Cigarette smoking has been demonstrated to constitute a major risk factor for lung cancer (Peto et al., 1992). Tobacco smoke contains about 50 identified carcinogens, including the nicotine-derived nitrosamine 4-(methylnitrosamino)-1-(3-pyridyl)-1-butanone (NNK1;Hecht and Hoffmann 1988). In laboratory animals, NNK has a remarkable specificity for the lung, inducing predominantly adenocarcinomas in lungs of rats, mice, and hamsters regardless of the route of administration (Rivenson et al., 1988). However, the causes for the preferential induction of lung tumors after NNK exposure remain unclear. Among the several cell types in the lung, alveolar type II (AII) cells and the nonciliated bronchiolar cells (Clara cells) have been suggested to represent target cells for NNK-induced carcinogenesis. This assumption is supported by the fact that ultrastructural examination of hyperplasias, adenomas, and carcinomas from NNK-treated rats revealed morphological features characteristic of the AII cells (Belinsky et al., 1990). On the other hand, in female A/J mice an increased rate of proliferation was observed in Clara cells after administration of a single dose of NNK (Yang et al., 1997).

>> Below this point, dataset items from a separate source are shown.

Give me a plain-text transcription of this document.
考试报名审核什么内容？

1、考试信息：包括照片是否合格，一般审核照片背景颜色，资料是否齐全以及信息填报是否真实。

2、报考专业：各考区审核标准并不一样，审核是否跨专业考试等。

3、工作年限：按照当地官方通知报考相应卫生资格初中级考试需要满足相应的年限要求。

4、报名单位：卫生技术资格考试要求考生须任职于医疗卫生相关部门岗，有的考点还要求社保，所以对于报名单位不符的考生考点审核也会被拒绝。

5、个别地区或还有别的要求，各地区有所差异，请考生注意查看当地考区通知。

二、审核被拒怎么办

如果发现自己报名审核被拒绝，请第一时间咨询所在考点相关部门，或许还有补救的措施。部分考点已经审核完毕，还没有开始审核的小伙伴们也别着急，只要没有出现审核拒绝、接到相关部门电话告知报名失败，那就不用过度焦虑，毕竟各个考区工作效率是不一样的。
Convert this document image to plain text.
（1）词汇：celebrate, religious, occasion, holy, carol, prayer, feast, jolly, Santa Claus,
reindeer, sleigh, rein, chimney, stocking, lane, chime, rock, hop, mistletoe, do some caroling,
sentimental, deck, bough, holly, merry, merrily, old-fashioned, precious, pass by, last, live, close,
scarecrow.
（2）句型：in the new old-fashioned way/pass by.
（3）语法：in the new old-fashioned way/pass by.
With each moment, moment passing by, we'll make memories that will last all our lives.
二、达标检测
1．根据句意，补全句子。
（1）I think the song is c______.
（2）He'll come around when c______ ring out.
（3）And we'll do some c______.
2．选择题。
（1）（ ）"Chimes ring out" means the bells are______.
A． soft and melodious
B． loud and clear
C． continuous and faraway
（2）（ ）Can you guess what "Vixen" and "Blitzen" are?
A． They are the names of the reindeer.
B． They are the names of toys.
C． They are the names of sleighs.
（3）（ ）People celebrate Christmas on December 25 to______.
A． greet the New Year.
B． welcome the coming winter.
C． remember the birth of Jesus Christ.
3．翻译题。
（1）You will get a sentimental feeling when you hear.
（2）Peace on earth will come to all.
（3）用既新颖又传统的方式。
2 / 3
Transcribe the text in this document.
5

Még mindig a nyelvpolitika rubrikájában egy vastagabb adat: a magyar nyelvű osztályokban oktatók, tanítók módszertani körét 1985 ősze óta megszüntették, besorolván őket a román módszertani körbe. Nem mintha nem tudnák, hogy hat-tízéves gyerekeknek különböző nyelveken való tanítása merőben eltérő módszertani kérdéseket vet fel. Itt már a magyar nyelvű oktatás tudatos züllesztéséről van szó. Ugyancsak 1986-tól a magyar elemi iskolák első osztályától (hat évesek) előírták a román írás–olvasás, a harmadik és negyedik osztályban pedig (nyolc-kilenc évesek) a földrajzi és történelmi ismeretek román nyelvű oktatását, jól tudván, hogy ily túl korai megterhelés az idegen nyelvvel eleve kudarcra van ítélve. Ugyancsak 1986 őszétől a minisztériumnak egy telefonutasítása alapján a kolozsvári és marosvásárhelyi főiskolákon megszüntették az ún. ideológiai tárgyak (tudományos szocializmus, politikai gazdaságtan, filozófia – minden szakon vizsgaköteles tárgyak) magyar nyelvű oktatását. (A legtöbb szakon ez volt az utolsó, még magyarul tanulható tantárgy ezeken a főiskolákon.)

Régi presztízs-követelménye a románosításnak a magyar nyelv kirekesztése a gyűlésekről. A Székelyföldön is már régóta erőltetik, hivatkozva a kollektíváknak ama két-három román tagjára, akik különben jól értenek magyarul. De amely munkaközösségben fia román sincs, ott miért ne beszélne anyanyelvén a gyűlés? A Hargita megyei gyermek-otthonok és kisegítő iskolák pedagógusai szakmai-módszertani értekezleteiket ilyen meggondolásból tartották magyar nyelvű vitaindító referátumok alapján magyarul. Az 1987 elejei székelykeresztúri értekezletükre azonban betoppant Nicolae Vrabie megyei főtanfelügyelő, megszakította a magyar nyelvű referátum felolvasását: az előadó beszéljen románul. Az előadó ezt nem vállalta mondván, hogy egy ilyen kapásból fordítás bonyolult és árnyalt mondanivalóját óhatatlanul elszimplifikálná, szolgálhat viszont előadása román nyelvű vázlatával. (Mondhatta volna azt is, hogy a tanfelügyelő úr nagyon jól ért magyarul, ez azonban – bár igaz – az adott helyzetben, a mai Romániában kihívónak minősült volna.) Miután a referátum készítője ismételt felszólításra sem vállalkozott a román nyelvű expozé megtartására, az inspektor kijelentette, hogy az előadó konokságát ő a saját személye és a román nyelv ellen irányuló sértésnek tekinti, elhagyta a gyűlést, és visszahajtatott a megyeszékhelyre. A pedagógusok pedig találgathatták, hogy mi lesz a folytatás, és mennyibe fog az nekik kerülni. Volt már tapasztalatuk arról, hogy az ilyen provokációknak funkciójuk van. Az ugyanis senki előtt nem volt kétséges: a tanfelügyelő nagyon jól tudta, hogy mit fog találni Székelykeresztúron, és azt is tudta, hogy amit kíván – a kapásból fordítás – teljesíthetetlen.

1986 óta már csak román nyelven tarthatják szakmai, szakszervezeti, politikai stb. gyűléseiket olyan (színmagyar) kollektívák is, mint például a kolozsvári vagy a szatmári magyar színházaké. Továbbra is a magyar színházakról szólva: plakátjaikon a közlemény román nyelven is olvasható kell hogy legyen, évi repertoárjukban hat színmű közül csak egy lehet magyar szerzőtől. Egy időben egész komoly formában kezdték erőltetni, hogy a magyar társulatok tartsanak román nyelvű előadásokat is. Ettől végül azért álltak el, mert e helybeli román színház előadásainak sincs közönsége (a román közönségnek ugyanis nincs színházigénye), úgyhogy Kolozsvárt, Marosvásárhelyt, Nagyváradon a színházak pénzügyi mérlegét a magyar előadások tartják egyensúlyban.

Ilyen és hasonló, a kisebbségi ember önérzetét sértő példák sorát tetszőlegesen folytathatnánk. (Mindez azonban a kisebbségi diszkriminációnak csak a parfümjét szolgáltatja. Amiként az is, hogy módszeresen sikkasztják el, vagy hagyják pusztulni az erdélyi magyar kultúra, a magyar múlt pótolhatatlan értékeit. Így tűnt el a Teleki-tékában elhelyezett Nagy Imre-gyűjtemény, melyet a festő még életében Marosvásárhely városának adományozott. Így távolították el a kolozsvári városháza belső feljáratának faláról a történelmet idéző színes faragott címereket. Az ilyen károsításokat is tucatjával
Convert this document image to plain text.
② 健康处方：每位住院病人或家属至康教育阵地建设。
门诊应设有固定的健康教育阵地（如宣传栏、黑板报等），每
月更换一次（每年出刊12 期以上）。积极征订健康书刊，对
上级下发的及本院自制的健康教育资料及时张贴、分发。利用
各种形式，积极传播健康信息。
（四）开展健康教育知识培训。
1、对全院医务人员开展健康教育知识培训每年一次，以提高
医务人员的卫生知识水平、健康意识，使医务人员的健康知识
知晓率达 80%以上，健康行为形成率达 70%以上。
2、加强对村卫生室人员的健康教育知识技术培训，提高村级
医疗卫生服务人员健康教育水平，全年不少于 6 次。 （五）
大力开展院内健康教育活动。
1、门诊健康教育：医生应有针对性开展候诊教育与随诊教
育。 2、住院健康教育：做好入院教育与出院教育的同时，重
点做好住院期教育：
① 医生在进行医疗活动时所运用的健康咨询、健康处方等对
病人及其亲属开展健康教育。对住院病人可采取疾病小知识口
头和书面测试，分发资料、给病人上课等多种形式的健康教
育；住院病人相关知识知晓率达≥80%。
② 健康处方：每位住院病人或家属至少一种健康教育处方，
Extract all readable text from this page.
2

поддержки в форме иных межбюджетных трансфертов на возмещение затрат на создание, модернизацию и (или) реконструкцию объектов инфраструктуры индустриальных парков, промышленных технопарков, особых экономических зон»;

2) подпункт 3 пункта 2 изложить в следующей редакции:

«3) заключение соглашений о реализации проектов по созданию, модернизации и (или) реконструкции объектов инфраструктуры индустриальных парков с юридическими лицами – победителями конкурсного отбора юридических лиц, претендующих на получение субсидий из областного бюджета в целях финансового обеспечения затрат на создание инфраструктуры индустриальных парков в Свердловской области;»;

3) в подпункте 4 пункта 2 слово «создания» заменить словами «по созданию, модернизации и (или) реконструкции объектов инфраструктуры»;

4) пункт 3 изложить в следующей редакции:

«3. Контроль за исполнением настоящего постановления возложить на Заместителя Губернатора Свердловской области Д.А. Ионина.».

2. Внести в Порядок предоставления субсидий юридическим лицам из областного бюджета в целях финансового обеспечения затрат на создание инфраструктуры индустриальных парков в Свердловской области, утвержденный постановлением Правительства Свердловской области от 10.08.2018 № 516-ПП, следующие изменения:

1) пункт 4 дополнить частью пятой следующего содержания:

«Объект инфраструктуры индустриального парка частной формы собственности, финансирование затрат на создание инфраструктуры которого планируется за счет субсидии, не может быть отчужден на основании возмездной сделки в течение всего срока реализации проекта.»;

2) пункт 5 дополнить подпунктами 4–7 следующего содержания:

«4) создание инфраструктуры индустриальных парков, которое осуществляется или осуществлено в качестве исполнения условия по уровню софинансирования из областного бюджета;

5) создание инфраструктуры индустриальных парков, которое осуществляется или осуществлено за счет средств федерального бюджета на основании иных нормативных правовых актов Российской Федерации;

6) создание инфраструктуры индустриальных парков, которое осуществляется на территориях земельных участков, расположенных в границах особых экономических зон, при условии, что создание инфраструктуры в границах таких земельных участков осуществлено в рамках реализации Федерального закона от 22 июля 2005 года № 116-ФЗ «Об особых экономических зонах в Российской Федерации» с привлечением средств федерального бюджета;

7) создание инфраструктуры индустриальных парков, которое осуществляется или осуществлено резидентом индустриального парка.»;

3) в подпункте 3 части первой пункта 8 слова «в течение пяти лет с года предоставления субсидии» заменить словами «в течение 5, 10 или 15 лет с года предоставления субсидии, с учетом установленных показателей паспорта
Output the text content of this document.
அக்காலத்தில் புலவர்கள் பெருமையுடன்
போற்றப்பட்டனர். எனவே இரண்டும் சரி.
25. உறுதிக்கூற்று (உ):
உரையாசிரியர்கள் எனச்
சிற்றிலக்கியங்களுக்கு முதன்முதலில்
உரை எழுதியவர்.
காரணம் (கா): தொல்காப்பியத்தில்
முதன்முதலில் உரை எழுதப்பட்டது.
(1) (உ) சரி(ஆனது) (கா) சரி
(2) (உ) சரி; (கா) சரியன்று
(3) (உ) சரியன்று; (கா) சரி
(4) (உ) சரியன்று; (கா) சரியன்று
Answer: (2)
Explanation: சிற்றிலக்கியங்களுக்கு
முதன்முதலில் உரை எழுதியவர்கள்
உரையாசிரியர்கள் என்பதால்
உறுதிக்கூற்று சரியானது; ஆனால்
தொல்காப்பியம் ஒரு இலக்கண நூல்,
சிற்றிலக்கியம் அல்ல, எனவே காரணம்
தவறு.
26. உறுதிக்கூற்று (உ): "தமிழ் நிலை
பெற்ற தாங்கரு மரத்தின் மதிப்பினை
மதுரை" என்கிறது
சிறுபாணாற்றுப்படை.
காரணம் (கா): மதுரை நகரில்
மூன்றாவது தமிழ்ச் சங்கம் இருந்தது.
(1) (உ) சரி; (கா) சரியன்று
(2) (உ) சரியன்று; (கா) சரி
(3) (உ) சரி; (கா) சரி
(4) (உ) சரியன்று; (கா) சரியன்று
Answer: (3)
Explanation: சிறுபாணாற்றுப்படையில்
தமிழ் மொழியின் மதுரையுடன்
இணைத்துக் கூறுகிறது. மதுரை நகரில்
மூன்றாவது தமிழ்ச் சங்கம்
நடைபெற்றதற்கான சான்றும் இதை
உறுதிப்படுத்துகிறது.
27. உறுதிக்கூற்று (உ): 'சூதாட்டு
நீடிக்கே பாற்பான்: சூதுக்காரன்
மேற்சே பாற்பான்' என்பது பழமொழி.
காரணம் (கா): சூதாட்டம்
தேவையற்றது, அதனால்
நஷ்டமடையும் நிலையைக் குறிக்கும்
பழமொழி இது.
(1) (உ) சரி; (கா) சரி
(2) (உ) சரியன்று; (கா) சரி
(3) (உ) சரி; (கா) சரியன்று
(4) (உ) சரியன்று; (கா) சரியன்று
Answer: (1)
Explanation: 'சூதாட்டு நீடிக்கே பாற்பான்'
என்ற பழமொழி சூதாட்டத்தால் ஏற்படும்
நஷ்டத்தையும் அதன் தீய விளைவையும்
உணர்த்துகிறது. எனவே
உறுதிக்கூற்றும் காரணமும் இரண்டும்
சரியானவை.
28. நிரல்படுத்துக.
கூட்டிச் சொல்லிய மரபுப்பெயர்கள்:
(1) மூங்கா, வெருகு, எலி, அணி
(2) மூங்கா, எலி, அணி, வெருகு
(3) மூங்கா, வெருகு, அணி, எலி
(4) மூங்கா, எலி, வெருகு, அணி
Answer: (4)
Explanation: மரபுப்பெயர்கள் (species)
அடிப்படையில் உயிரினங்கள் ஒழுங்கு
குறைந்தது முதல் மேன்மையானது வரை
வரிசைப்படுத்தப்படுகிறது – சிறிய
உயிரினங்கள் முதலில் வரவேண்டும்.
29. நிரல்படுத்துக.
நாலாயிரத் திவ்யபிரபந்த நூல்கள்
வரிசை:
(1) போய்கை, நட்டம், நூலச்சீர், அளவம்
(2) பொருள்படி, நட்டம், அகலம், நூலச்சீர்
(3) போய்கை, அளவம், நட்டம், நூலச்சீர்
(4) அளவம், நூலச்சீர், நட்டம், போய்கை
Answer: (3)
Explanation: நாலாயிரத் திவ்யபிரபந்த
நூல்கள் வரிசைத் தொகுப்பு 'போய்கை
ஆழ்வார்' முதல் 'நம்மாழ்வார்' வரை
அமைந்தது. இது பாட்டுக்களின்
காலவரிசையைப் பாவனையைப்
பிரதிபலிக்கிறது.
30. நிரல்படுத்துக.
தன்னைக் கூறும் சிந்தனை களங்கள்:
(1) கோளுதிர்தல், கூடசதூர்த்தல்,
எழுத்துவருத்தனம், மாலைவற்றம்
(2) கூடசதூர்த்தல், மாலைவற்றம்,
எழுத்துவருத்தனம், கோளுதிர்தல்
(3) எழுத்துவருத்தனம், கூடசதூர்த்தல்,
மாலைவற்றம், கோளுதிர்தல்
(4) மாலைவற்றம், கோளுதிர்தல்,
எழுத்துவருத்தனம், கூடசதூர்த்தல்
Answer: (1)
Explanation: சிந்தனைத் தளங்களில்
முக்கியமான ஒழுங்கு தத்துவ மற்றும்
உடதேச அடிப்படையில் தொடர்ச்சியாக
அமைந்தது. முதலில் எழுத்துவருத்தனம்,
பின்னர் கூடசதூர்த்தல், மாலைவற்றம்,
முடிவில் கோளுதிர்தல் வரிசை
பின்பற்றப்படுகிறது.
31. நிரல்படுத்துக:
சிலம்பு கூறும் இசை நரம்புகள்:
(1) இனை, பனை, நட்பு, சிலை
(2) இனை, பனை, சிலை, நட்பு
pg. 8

Like other procarcinogens, NNK requires metabolic activation to exert its tumorigenic effects. Several studies have shown that NNK metabolism can be divided into three principal pathways, namely, carbonyl reduction, pyridine N-oxidation, and α-hydroxylation (Fig.1, for review see Hecht, 1996). Carbonyl reduction of NNK produces 4-(methylnitrosamino)-1-(3-pyridyl)-1-butanol (NNAL), which also acts as a lung carcinogen (Rivenson et al., 1988). In additional metabolism NNAL is a substrate of UDP-glucuronyl transferase, leading to the formation of [4-(methylnitrosamino)-1-(3-pyridyl)but-1-yl]-β-O-d-glycopyranosiduronic acid (NNAL-Glu; Morse et al., 1990). Both NNK and NNAL may undergo pyridine N-oxidation, producing 4-(methylnitrosamino)-1-(3-pyridyl-N-oxide)-1-butanone (NNK-N-oxide) and 4-(methylnitrosamino)-1-(3-pyridyl-N-oxide)-1-butanol, respectively. Essentially, N-oxidation as well as glucuronidation are considered to be detoxification pathways (Hecht, 1994). On the other hand, activation of NNK and NNAL proceeds by α-hydroxylation of the carbons adjacent to the N-nitroso group. Depending on the site of hydroxylation (methyl or methylene hydroxylation), this metabolic pathway leads to the formation of electrophilic intermediates that are able to form pyridyloxobutyl or methyl DNA adducts, respectively (Hecht, 1996). Methyl adducts identified are 7-methylguanine, O6-methylguanine, andO4-methylthymine (Belinsky et al., 1986; Hecht et al., 1986), whereas chemical structures of pyridyloxobutyl DNA adducts have not been identified so far. Nevertheless, pyridyloxobutyl adducts can be quantified by measurement of 4-hydroxy-1-(3-pyridyl)-1-butanone, which is released from DNA after hydrolysis (Hecht et al., 1988). End products of α-hydroxylation of NNK and NNAL are the metabolites 4-oxo-4-(3-pyridyl)-butyric acid, 4-oxo-(3-pyridyl)-butanol, 4-hydroxy-4-(3-pyridyl)-butanol (diol), and 4-hydroxy-4-(3-pyridyl)-butyric acid, which are suspected to be formed by the reaction of the electrophilic intermediates with H2O.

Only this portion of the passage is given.